Parvenu à l'entrée de la Galerie Marchande , je retrouvais ma belle mère. J'en avais une description assez succincte vu que je ne
pouvais pas la voir en totalité, j'imaginais très bien comment elle était d'après ce qu'on m'en disait. Grande élancée, svelte et brune. Rien de très original. Je n'ai pas pu discuté; avant que
j'ai pu dire quoique ce soit, elle m'avait déjà emmené vers une boutique.les "Trésors d'Appolon". Un magasin ou l'on vend des cannes, je le savais pour y être déjà venu avec mon beau père mais
celui ci ne se décidait pas à comprendre que je n'en avais pas besoin.

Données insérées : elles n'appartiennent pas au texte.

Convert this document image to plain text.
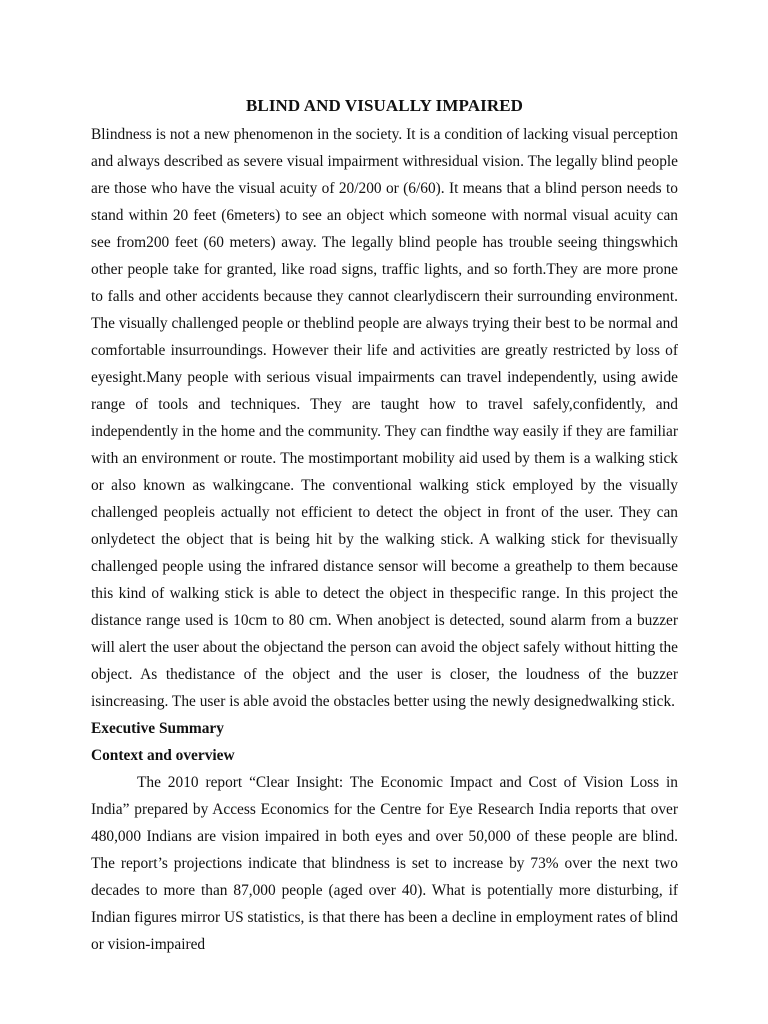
BLIND AND VISUALLY IMPAIRED

Blindness is not a new phenomenon in the society. It is a condition of lacking visual perception and always described as severe visual impairment withresidual vision. The legally blind people are those who have the visual acuity of 20/200 or (6/60). It means that a blind person needs to stand within 20 feet (6meters) to see an object which someone with normal visual acuity can see from200 feet (60 meters) away. The legally blind people has trouble seeing thingswhich other people take for granted, like road signs, traffic lights, and so forth.They are more prone to falls and other accidents because they cannot clearlydiscern their surrounding environment. The visually challenged people or theblind people are always trying their best to be normal and comfortable insurroundings. However their life and activities are greatly restricted by loss of eyesight.Many people with serious visual impairments can travel independently, using awide range of tools and techniques. They are taught how to travel safely,confidently, and independently in the home and the community. They can findthe way easily if they are familiar with an environment or route. The mostimportant mobility aid used by them is a walking stick or also known as walkingcane. The conventional walking stick employed by the visually challenged peopleis actually not efficient to detect the object in front of the user. They can onlydetect the object that is being hit by the walking stick. A walking stick for thevisually challenged people using the infrared distance sensor will become a greathelp to them because this kind of walking stick is able to detect the object in thespecific range. In this project the distance range used is 10cm to 80 cm. When anobject is detected, sound alarm from a buzzer will alert the user about the objectand the person can avoid the object safely without hitting the object. As thedistance of the object and the user is closer, the loudness of the buzzer isincreasing. The user is able avoid the obstacles better using the newly designedwalking stick.

Executive Summary
Context and overview

The 2010 report “Clear Insight: The Economic Impact and Cost of Vision Loss in India” prepared by Access Economics for the Centre for Eye Research India reports that over 480,000 Indians are vision impaired in both eyes and over 50,000 of these people are blind. The report’s projections indicate that blindness is set to increase by 73% over the next two decades to more than 87,000 people (aged over 40). What is potentially more disturbing, if Indian figures mirror US statistics, is that there has been a decline in employment rates of blind or vision-impaired
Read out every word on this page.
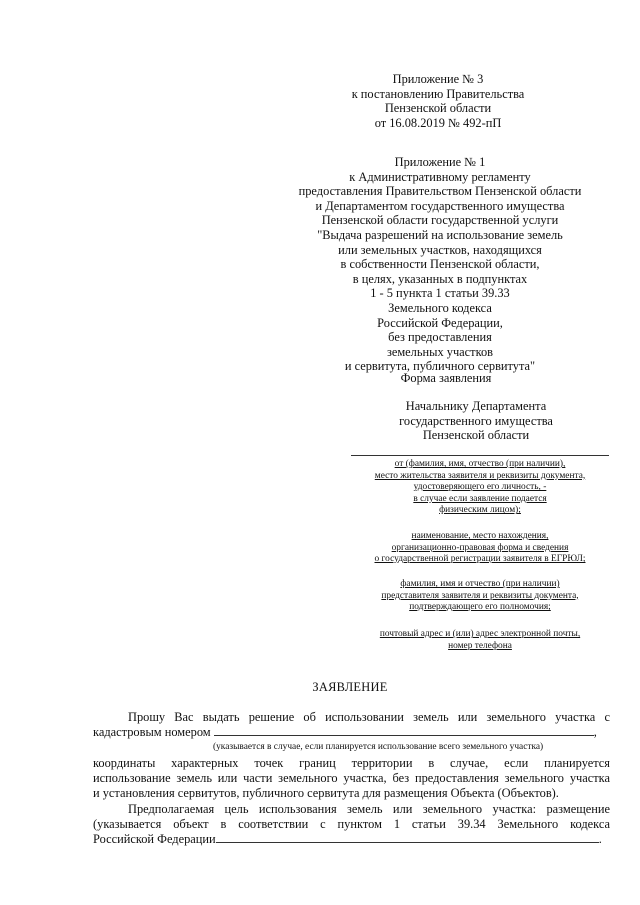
Приложение № 3
к постановлению Правительства
Пензенской области
от 16.08.2019 № 492-пП
Приложение № 1
к Административному регламенту
предоставления Правительством Пензенской области
и Департаментом государственного имущества
Пензенской области государственной услуги
"Выдача разрешений на использование земель
или земельных участков, находящихся
в собственности Пензенской области,
в целях, указанных в подпунктах
1 - 5 пункта 1 статьи 39.33
Земельного кодекса
Российской Федерации,
без предоставления
земельных участков
и сервитута, публичного сервитута"
Форма заявления
Начальнику Департамента
государственного имущества
Пензенской области
от (фамилия, имя, отчество (при наличии),
место жительства заявителя и реквизиты документа,
удостоверяющего его личность, -
в случае если заявление подается
физическим лицом);
наименование, место нахождения,
организационно-правовая форма и сведения
о государственной регистрации заявителя в ЕГРЮЛ;
фамилия, имя и отчество (при наличии)
представителя заявителя и реквизиты документа,
подтверждающего его полномочия;
почтовый адрес и (или) адрес электронной почты,
номер телефона
ЗАЯВЛЕНИЕ
Прошу Вас выдать решение об использовании земель или земельного участка с
кадастровым номером	,
(указывается в случае, если планируется использование всего земельного участка)
координаты характерных точек границ территории в случае, если планируется
использование земель или части земельного участка, без предоставления земельного участка
и установления сервитутов, публичного сервитута для размещения Объекта (Объектов).
Предполагаемая цель использования земель или земельного участка: размещение
(указывается объект в соответствии с пунктом 1 статьи 39.34 Земельного кодекса
Российской Федерации	.
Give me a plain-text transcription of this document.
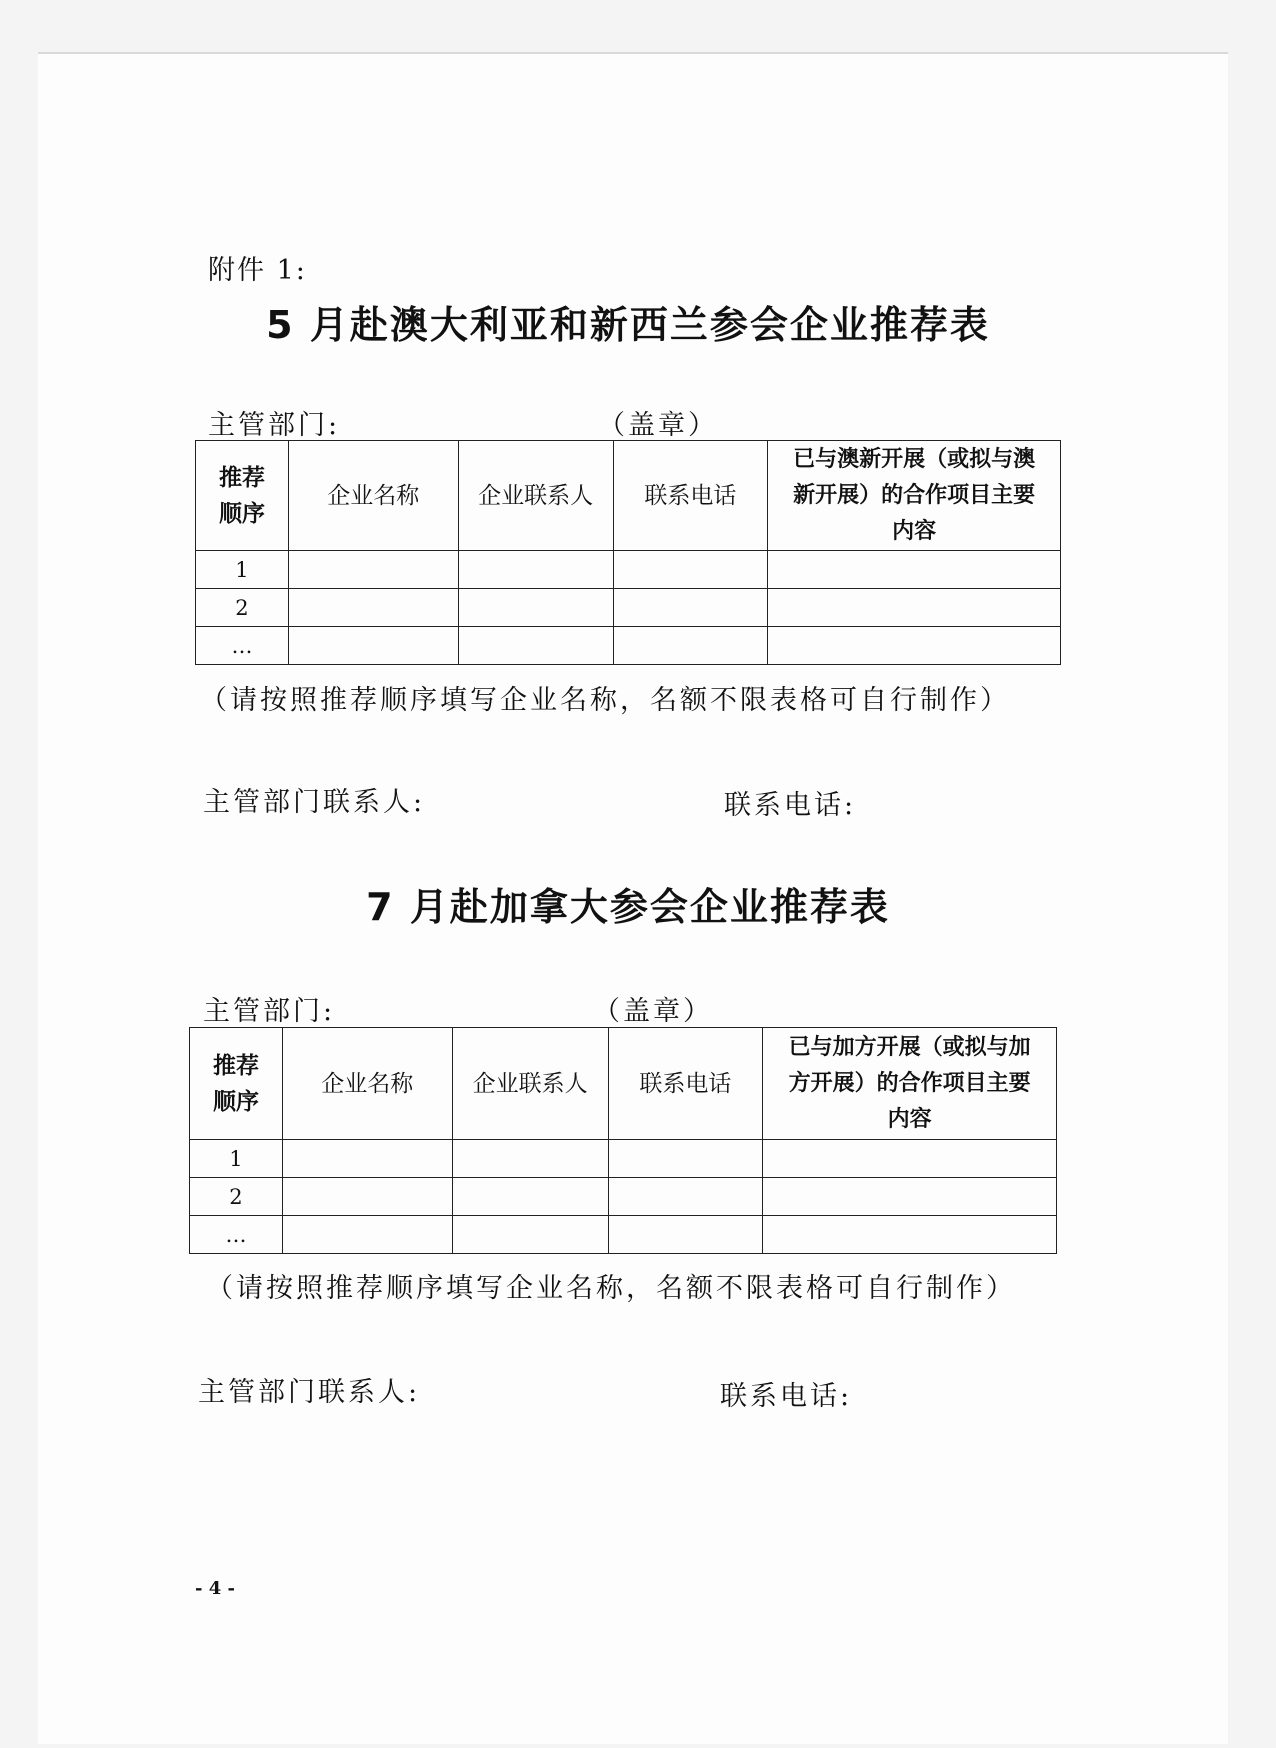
附件 1:
5 月赴澳大利亚和新西兰参会企业推荐表
主管部门:	（盖章）
推荐
顺序	企业名称	企业联系人	联系电话	已与澳新开展（或拟与澳
新开展）的合作项目主要
内容
1				
2				
…				
（请按照推荐顺序填写企业名称，名额不限表格可自行制作）
主管部门联系人:	联系电话:
7 月赴加拿大参会企业推荐表
主管部门:	（盖章）
推荐
顺序	企业名称	企业联系人	联系电话	已与加方开展（或拟与加
方开展）的合作项目主要
内容
1				
2				
…				
（请按照推荐顺序填写企业名称，名额不限表格可自行制作）
主管部门联系人:	联系电话:
- 4 -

- Alors Méhandr, une préférence? demanda t'elle de sa petite voix suave
- Je ne sais pas, il faudrait que je puisse voir pour en juger. dis-je cynique
Elle ne répondît pas et se contenta de m'acheter un modèle de bamboo verni. Pfff! le reste de la journée, nous l'avons passé à faire
des achats enfin nous c'est surtout elle.
- Que penses-tu d'une cravate noire à rayures grises?
Ce que j'en pensais? Qu'elle pouvait se la mettre ou je pense ou même l'utiliser comme mouchoir pour effacer toute trace d'elle de ma
vie.
Bref, je me souviendrais de cette journée comme de l'une des pires de ma petite vie. Et pour me venger d'avoir été affublé d'une
canne, je décidais de concocter à ma façon une petite mesquinerie.
Au retour, nous avons pris la même voiture et là j'en profitais pour asseoir mon envie de l'écraser. Au moment ou elle s'apprêtait à
monter, je tendis mon magnifique ustensile de vengeance entre ses chevilles, elle se vautra magnifiquement sur la moquette de la limousine.
- Un problème? demandais-je comme si je n'étais pas au courant
- Non ce n'est rien! fît elle un peu secouée.
Intérieurement je jubilais et encore ce n'était que le début. A mi chemin, j'eus une envie subite de me servir à boire dans le
réfrigérateur, je tâtonnais avec le bout de ma canne et finis par lui broyer le petit orteil.
Elle poussa un cri qui me plu au plus au point.
- Pardon! Murmurais-je toujours aussi faussement
Elle me pria que ce n'était rien et nous rentrâmes. Elle n’avait pas fini de souffrir sous ma domination celle la.